Afterall, if there IS something out there that is causing the sudden death of anyone or anything within its vicinity, then we could wind up 'chatting' about all of those "new friends" we met online who aren't with us anymore because no one bothered to exercise a little effort into discovering the cause of the bird deaths...

Just saying.
Ancient Wolf

Lexington, KY

#92357 Sep 5, 2013
Tollesboro Guy wrote:
<quoted text>
There is a cabin on US68 on the way to Lexington that proclaims it is the ACTUAL CABIN where Harriet Beecher Stowe wrote "Uncle Tom's Cabin". Historical Plaque and all! Well preserved by the KY Historical Society. It's right after Maysville and right at the Washington red light.(If that tells you anything) I 'spect you could use Google Earth 3D and walk around it.
There are several places throughout the state that lay claim to being the actual cabin where she "wrote" her book. I suspect she visited several cabins-areas, but did not "write" in any of them.

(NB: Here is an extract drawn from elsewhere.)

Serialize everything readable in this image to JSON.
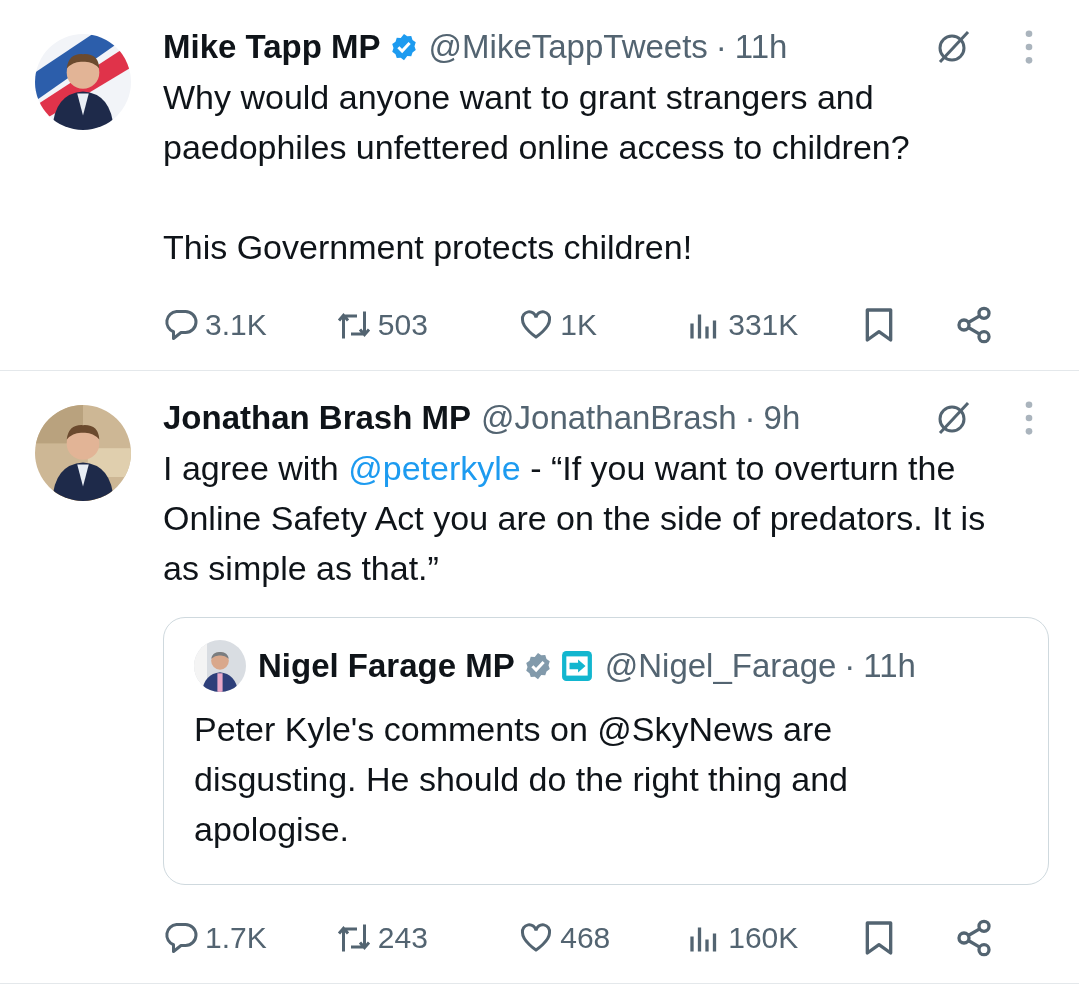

That is why I stated that "it was reported" that she had visited a slave market around Maysville which is a strong possibility since that was a "jumping off" point for run-aways crossing into Ohio over the river and many were recaptured by bounty hunters along the Maysville-Lexington Turnpike.
Ancient Wolf

Lexington, KY

#92358 Sep 5, 2013
It would not have been uncommon for Harriet Beecher Stowe to visit several places that could have had some bearing on her 1851-52 book "Uncle Tom's Cabin". She was born in Connecticut but moved to Cincinnati at the age of 21 where she was a schoolteacher and novelist. She returned to Hartford after 1863.